On Fri, Sep 7, 2012 at 9:10 AM, R.I.Pienaar <[email protected]> wrote:
>
> but what if you had something like this:
>
> class example::data {
> case $::ofamily {
> "RedHat": { $service = "httpd" }
> "Debian": { $service = "apache2" }
> default: { fail("Please specify a service name using hiera") }
> }
> }
>
> Here we clearly model different behaviours depending on the context and
> clearly state what we do not support via default but still alow the
> module user to then decide they would provide this override data
> through whatever hierarchy make sense for their site, ENC or just
> hardcoding it.
>
The data bindings can handle that by having the Debian and Redhat
cases in hiera (all of the facts are available to the data binding
service) and then the class would have:
class example($service = "UNKNOWN") {
if ($service == "UNKNOWN") {
fail("Please specify a service name")
}
}
I don't think this is quite as clear as the data class form, since
there is now no single place to look to understand the behavior.

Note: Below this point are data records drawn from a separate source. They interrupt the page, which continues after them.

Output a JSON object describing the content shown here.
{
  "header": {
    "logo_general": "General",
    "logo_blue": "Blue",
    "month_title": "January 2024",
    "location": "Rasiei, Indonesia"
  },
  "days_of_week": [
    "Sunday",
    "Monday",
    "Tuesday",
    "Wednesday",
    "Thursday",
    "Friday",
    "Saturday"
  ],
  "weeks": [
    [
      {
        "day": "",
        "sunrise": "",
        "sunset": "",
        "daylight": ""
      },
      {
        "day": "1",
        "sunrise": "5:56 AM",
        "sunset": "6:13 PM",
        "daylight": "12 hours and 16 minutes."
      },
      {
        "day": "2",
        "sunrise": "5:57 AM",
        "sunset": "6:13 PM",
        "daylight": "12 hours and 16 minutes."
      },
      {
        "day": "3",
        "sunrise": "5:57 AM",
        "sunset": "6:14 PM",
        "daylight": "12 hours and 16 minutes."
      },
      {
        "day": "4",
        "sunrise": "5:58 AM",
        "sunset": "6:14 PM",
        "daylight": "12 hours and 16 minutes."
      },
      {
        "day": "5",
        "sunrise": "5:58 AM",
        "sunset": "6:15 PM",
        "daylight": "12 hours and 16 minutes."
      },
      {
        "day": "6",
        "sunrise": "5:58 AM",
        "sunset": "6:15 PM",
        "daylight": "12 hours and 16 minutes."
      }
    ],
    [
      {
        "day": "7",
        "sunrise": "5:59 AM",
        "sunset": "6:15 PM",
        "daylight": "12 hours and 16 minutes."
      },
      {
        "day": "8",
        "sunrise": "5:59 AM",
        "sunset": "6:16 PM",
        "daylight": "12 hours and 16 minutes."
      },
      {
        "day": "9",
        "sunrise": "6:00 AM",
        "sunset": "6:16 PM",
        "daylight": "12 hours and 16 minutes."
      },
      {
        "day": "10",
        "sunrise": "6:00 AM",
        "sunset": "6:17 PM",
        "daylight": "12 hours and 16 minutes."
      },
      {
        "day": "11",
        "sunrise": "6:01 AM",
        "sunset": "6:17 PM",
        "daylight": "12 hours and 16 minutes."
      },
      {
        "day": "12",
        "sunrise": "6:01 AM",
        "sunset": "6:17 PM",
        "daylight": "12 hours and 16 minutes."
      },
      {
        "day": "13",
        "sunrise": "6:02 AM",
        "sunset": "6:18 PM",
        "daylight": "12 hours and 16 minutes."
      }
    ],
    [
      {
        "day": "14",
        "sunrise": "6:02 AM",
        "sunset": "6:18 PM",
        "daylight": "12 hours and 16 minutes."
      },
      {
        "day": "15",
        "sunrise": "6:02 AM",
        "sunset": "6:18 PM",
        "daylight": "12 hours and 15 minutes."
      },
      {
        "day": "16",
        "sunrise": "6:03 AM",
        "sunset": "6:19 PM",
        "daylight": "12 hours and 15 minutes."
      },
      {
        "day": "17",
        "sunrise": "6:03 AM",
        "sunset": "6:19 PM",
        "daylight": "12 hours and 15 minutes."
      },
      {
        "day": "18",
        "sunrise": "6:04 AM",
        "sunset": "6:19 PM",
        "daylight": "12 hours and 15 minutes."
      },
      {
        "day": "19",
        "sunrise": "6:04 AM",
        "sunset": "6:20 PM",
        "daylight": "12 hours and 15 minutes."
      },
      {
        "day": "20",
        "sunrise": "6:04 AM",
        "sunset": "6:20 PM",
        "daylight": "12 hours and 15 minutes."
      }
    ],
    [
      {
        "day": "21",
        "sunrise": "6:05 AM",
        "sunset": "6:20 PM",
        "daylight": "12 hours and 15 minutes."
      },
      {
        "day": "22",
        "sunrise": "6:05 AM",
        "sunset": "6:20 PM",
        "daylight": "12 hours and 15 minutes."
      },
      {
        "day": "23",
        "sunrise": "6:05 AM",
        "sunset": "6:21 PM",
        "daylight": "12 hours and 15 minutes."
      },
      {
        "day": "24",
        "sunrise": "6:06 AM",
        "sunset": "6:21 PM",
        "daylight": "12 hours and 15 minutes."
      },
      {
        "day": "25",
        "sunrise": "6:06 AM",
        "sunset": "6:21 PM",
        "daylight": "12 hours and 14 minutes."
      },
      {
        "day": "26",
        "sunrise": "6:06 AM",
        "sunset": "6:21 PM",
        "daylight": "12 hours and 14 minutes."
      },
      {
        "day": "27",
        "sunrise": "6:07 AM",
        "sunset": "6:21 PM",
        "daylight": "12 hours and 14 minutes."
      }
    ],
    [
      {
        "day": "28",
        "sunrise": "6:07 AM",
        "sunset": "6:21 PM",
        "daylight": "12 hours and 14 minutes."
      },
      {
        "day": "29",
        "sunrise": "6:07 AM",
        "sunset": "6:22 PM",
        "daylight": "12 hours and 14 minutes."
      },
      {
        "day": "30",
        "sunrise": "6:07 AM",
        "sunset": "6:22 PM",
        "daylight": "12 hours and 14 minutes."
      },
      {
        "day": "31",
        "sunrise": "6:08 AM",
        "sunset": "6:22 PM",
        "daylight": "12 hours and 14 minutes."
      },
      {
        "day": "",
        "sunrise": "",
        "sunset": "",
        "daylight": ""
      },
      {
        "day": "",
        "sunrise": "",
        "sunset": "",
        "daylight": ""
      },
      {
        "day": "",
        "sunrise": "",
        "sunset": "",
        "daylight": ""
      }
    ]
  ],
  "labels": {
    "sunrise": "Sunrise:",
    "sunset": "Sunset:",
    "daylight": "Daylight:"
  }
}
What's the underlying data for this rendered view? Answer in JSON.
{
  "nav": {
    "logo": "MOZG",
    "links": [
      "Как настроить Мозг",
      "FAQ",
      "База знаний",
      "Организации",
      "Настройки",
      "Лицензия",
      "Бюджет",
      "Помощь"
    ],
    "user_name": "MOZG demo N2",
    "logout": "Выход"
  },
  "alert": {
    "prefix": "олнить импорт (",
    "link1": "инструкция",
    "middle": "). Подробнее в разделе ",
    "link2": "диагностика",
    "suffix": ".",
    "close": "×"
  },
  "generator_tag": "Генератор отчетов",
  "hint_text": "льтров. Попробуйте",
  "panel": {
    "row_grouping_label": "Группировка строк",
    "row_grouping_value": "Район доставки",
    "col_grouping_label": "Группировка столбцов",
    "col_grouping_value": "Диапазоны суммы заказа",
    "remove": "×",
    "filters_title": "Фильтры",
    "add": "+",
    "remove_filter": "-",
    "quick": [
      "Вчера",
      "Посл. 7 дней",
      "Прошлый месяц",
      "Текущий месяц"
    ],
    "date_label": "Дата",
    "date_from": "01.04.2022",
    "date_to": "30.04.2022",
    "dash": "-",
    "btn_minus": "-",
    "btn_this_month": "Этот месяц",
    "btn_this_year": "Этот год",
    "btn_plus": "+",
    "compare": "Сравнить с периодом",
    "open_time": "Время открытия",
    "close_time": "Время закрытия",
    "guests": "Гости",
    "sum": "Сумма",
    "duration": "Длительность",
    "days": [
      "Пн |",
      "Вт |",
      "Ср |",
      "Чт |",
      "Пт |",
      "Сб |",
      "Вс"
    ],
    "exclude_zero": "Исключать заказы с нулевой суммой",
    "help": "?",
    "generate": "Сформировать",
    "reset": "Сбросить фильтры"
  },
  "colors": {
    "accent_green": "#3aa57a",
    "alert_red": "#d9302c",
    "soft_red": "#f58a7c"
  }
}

>> separate data from code. The data bindings do this by extending the
>> language and providing an extension point in puppet where you can
>> plug in your own data lookup services. The puppet backend was a hack that
>> depended on knowledge about puppet that leaked through to the
>> implementation of the backend, which was never supposed to be
>> available. We made the decision to not continue leaking this
>> information in the data bindings code so that it would be less tied
>> to the internals of puppet. That had the effect of cutting off the
>> puppet backend, which we did not consider a problem since we wanted to
>> promote the pure data bindings going forward.
>
> I think the puppet backend far from being a hack was actually a major
> win for module authors and our ability to create reusable modules that
> work out of the box.
>
True. And the data bindings are trying to take a next step in that direction.
> I think the 'hack' aspect comes from the fact that puppet doesn't cleanly
> expose some of the data this backend would need hence the fake scope thing
> but conceptually I think if it was realised better this backend still has
> solid reason to exist and function
>
> Either way, if we are not going to support a puppet backend the pull
> request 1111 needs to remove that backend.
>
I'm not sure if we want to remove it yet, since it still works and a
lot of people are still using it. We would probably deprecate it
first. I would only want to do that if there was enough consensus that
the data bindings provide enough of an alternative solution.
So we are going to continue supporting the puppet backend via the
hiera functions. The data bindings will "work" with it in the sense
that it doesn't blow up (as it did the first time we tried a setup
with it enabled). At some point during the 3.x cycle it will probably
be deprecated as it becomes clear that its use cases are covered by
the data bindings, which might take some changes to the data bindings.